News — Dec 1, 2025

On Saturday 13 December, writer and curator Ekow Eshun will deliver the Stedelijk Museum Amsterdam’s annual Bathtub Lecture. In his lecture In the Realm of the Marvellous, he explores how artists and art institutions can stay afloat in a time of increasing political pressure, cultural polarization, and social tension.

Photo: Ossip van Duivenbode

Eshun examines how the museum can relate to the ways artists work today. Many artists draw on intuition, association, physical experience, and imagination—approaches that often contrast sharply with the more analytical and rational perspective museums traditionally employ. He therefore argues that institutions should take alternative artistic approaches seriously, creating space for greater depth, empathy, and new insights. By embracing imagination, museums can, according to Eshun, offer deeper engagement, presenting new perspectives and new forms of knowledge. 

THE URGENCY OF THE MOMENT
Eshun believes that art institutions have a crucial role to play now, in an era of growing political divides. He argues that museums can no longer rely on a neutral stance but must develop a language that does justice to the multitude of perspectives within society.
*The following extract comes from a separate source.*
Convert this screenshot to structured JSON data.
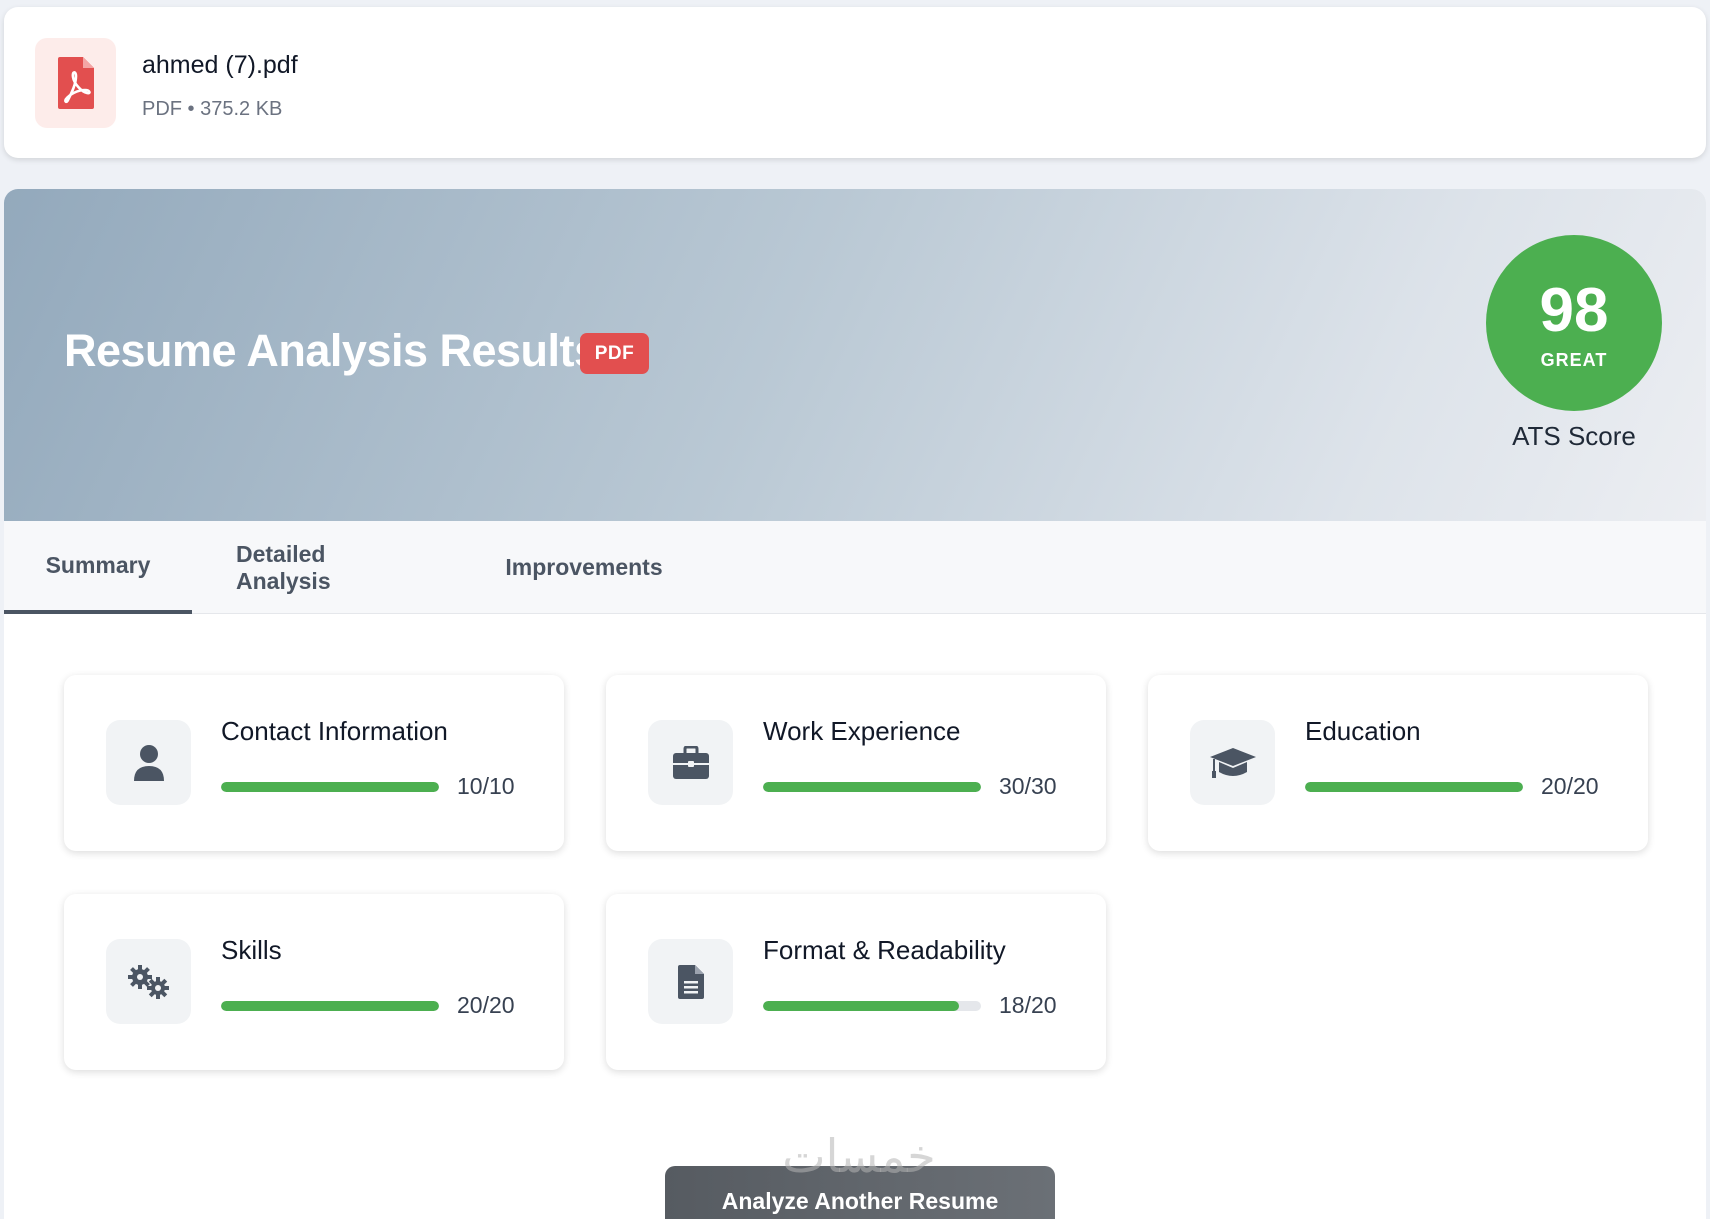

In the Realm of the Marvellous is thus a call for museums to become “living” spaces of encounter—places that accommodate different visions of the future: more open, more inclusive, and more attuned to today’s multi-voiced reality.

THE BATHTUB LECTURE
The Bathtub Lecture is an annual tradition in which the Stedelijk invites a thinker or maker to reflect on urgent issues in the contemporary art world. After this year’s lecture, art historian and curator Malgorzata Ludwisiak will respond from her expertise in institutional innovation and the future of museums. Eshun and Ludwisiak will then enter into conversation with the audience, moderated by curator Amanda Pinatih. Afterwards, drinks will be served next to the Auditorium.

ABOUT EKOW ESHUN
Ekow Eshun is a London-based writer and curator whose work focuses on identity, representation, and contemporary culture. He is chair of the Fourth Plinth Commissioning Group, responsible for London’s leading public art program, and served as director of the Institute of Contemporary Arts (ICA) from 2005 to 2010. Eshun has curated influential exhibitions, including In the Black Fantastic at the Hayward Gallery (later at Kunsthal Rotterdam) and the more recent The Time Is Always Now, on representations of the Black body in contemporary art. His essays have appeared in The New York Times, Financial Times, The Guardian, and Vogue. He is the author of the Orwell Prize–nominated Black Gold of the Sun and editor of Africa Modern.